Türkiye şimdi de açıklanan İnsan Hakları Eylem Planı’nda yer alan “Uluslararası koruma ve geçici koruma kapsamındaki yabancılar ile insan ticareti mağdurlarının sağlık, barınma, eğitim gibi temel ihtiyaçlarına yönelik stratejiler geliştirilecek, toplumsal uyumlarını kolaylaştırmak için sivil toplum kuruluşlarıyla ortak çalışmalar yürütülecektir” hedefiyle bugüne kadar yaptıklarını daha da ileriye götürme kararlılığını ortaya koydu. İnsan Hakları Eylem Planı’nda yer alan göçmenlerle ilgili duyarlılığın ne anlama geldiğini ve kapsamını İltica ve Göç Araştırmaları Merkezi (İGAM) Başkanı Metin Çorabatır (eski BM Mülteciler Yüksek Komiserliği Dış İlişkiler Sözcüsü) anlatıyor:
“Öncelikle çocuklar ve gençlerle ilgili iki bölüm var. Çocuklar için olan bölümde diyor ki; uluslararası koruma ve geçici koruma kapsamındaki kimsesiz çocukların bakım ve gözetiminin daha etkin sağlanabilmesi için tüzel kişi vesayet sistemi hayata geçirilecektir. Tüzel kişi vesayet sisteminden benim anladığım Aile Bakanlığı’nın koruma evleri var, oralara daha kolay erişim sağlanacak. Bu önemli bir adım eğer yapılırsa.

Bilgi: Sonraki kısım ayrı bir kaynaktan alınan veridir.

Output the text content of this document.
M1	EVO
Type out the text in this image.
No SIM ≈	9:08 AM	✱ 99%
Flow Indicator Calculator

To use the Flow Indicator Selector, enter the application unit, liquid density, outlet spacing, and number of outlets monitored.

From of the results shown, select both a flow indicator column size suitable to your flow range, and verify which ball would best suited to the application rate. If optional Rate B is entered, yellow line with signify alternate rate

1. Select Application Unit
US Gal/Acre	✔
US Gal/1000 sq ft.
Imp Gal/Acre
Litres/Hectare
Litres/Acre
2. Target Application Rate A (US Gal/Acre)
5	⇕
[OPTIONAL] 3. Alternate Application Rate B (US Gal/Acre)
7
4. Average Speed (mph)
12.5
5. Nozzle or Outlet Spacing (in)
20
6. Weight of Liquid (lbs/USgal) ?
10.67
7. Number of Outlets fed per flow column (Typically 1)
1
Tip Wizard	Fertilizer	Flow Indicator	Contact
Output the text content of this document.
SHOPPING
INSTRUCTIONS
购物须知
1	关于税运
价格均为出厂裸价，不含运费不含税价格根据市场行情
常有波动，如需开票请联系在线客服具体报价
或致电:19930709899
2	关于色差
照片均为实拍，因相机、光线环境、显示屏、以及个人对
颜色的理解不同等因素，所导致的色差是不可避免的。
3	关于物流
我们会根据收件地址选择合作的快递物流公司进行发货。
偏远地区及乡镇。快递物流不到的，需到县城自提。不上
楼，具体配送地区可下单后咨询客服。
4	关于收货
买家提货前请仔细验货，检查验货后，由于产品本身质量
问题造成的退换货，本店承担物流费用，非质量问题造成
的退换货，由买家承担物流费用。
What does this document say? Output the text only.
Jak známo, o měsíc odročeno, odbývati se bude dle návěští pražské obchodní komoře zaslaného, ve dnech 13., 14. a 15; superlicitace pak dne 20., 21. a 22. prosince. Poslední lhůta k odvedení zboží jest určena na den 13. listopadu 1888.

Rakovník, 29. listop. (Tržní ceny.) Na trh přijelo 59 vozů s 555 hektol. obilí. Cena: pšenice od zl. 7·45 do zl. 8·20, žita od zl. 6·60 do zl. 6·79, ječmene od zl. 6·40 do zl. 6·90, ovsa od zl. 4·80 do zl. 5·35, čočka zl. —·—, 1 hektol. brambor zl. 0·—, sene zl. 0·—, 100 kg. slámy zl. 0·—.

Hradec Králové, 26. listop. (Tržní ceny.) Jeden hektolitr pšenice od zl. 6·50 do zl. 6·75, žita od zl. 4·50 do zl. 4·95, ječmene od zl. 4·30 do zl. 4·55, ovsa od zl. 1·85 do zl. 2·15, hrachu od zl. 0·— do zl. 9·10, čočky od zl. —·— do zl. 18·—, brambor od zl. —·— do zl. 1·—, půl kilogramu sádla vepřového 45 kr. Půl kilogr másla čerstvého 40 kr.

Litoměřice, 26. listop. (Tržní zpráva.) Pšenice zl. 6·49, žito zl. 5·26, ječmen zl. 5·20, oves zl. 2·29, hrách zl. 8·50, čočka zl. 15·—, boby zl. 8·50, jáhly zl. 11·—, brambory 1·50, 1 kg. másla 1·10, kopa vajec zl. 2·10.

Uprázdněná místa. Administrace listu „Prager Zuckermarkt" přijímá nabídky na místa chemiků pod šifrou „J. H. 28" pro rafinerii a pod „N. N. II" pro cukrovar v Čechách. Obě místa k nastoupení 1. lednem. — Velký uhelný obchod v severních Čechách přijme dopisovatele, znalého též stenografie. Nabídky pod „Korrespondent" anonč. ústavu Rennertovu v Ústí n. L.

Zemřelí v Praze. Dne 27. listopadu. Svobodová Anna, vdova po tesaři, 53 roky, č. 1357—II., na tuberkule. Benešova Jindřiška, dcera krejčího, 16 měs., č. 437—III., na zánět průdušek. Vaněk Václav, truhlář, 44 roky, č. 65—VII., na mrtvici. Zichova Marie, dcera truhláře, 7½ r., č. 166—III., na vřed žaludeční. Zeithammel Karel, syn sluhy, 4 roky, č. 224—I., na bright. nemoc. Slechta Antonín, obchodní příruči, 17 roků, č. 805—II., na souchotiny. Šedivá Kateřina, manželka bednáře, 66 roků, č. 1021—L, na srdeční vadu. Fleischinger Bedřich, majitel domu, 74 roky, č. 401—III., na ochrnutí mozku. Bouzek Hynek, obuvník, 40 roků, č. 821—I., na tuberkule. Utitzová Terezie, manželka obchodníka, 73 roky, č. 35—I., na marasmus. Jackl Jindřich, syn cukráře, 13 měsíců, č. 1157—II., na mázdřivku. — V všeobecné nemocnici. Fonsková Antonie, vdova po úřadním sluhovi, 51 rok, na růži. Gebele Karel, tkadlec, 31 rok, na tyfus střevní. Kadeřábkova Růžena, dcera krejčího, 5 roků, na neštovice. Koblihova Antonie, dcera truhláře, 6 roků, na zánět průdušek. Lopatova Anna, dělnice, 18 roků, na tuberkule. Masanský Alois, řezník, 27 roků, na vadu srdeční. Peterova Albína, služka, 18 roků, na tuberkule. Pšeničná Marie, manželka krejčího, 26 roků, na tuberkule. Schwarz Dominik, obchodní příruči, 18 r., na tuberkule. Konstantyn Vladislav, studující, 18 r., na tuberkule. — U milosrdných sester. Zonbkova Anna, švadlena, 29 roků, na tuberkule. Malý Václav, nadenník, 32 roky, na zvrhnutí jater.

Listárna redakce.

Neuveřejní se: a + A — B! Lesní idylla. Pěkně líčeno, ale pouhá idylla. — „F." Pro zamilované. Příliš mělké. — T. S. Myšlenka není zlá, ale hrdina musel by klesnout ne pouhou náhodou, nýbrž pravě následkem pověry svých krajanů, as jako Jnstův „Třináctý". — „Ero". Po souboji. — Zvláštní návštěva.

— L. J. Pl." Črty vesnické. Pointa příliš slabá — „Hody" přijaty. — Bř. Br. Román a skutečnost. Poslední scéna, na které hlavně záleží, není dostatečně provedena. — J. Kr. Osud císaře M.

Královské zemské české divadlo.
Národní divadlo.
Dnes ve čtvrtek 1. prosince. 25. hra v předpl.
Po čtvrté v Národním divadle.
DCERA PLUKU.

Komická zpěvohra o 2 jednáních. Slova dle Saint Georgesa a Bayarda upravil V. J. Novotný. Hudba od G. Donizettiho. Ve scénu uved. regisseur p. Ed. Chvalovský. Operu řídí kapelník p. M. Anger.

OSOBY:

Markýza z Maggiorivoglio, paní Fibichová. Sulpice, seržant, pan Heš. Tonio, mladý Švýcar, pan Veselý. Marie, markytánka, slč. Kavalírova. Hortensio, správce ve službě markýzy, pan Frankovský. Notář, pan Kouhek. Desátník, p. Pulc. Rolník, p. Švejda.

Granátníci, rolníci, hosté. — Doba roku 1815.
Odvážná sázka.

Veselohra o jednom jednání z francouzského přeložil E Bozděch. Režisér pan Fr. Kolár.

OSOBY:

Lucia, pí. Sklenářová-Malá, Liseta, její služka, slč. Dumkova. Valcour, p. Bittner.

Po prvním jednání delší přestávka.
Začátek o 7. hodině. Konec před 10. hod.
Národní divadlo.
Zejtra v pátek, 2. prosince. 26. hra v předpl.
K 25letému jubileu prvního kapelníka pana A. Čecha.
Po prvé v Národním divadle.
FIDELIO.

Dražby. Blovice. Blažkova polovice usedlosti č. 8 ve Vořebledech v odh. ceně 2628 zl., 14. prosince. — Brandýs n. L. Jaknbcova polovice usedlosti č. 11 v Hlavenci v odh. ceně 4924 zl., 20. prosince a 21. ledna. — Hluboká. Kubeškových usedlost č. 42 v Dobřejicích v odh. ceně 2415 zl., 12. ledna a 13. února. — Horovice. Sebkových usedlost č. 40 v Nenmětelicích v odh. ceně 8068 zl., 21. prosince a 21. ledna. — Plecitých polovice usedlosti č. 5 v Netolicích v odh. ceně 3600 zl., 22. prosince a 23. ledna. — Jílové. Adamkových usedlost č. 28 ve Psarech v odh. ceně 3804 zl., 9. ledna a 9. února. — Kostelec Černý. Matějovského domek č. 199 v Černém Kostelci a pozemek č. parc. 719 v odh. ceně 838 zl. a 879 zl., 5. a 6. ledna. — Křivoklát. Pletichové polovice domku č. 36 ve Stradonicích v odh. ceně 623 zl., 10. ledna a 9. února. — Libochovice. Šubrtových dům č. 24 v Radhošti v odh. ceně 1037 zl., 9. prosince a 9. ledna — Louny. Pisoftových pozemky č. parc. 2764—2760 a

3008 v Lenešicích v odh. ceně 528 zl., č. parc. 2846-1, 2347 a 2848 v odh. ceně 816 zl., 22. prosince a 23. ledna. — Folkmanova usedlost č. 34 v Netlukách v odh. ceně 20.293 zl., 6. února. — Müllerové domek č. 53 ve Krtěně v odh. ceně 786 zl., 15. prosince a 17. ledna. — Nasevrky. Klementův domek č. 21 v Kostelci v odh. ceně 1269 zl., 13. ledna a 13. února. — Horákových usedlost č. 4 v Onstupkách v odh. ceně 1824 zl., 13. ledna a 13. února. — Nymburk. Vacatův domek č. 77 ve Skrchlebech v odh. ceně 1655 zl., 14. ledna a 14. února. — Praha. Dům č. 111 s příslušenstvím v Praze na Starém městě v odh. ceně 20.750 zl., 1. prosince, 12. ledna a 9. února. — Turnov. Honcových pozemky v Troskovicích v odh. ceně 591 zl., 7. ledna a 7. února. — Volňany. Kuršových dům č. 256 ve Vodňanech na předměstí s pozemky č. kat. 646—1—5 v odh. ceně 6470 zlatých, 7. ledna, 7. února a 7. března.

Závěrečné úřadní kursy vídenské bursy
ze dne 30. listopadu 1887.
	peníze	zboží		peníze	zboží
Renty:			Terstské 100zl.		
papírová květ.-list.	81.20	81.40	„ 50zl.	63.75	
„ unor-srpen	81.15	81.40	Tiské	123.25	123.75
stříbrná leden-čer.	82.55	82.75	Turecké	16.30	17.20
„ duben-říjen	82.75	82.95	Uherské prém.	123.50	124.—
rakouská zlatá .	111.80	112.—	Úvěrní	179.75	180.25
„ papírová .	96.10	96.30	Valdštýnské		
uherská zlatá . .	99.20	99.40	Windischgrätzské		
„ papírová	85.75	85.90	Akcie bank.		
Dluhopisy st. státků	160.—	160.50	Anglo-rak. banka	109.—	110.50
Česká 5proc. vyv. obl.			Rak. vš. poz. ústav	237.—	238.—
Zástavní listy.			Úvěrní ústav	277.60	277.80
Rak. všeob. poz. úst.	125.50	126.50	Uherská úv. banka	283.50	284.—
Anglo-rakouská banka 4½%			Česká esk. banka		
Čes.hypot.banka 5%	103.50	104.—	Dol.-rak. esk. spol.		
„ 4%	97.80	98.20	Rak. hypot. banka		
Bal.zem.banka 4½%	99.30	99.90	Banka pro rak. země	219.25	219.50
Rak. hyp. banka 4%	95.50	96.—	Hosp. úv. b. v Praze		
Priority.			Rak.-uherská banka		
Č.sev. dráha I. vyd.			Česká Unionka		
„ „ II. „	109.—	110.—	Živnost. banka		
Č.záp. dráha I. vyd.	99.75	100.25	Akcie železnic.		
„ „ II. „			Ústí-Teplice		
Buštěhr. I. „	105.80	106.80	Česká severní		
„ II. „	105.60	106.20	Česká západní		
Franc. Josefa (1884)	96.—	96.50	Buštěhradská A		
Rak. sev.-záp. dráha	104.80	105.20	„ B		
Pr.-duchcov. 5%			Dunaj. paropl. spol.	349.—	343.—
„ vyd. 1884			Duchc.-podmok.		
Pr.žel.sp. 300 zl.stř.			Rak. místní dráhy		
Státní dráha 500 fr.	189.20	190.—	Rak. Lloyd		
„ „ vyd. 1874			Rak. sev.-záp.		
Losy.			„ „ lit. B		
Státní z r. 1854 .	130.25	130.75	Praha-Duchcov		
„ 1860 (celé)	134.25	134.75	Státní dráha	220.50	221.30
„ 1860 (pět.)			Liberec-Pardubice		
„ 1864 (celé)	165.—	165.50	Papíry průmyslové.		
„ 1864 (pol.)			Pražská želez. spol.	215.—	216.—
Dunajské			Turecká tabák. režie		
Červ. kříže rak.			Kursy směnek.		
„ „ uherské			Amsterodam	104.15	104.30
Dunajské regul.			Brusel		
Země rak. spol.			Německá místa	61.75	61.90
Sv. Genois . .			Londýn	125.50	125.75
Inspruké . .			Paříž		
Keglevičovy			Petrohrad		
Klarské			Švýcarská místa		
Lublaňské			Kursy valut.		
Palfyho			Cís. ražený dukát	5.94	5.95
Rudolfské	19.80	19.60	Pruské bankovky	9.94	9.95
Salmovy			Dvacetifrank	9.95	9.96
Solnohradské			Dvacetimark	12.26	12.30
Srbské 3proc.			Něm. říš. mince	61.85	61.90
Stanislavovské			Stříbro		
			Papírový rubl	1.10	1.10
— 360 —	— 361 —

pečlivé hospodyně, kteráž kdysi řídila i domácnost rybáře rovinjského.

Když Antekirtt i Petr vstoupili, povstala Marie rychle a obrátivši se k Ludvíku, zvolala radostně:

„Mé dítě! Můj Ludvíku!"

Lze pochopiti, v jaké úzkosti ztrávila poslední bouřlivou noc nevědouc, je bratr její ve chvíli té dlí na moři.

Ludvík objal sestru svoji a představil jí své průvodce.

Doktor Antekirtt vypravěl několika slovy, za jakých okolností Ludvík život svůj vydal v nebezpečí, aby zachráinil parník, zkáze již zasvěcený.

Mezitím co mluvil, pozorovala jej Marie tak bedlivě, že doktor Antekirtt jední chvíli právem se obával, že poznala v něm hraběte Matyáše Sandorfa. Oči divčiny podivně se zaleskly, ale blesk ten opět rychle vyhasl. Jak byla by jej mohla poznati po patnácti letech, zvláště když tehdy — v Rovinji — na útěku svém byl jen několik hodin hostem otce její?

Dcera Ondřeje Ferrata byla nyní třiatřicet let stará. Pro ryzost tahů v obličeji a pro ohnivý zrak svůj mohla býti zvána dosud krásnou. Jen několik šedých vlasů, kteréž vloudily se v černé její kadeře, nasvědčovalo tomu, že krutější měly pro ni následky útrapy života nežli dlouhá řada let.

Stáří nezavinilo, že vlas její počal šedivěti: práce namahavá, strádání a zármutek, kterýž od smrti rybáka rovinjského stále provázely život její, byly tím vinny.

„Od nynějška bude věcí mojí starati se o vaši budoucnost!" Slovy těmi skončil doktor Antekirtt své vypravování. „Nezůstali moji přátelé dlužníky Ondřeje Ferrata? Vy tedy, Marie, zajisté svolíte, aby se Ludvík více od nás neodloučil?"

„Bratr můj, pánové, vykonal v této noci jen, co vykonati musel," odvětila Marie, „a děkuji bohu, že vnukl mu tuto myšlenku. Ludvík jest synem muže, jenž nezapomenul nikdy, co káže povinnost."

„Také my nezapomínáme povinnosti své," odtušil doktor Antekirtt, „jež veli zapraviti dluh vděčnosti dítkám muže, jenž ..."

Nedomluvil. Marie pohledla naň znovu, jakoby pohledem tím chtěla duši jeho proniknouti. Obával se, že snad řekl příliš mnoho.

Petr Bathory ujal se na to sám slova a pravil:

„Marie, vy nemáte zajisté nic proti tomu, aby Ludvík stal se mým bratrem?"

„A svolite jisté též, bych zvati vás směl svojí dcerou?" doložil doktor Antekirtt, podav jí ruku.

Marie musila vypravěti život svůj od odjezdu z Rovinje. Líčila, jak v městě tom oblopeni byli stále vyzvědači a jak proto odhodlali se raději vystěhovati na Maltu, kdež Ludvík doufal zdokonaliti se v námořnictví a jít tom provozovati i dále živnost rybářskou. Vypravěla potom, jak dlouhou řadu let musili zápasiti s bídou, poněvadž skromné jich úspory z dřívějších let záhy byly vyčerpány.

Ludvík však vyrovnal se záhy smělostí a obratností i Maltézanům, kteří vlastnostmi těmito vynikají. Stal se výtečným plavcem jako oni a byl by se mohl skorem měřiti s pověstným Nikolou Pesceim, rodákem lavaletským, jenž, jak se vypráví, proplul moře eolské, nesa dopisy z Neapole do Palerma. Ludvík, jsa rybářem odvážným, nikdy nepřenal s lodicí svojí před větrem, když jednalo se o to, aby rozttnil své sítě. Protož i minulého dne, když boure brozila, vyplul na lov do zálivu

Gençlerle ilgili bölümde ise direkt uluslararası koruma veya geçici koruma kapsamına atıfta bulunmamakla birlikte eylem planının genel olarak gençlerin şartlarını düzeltecek olması bu alandaki genel düzenlemeler genç mülteciler için de iyileştirmeler anlamına gelir.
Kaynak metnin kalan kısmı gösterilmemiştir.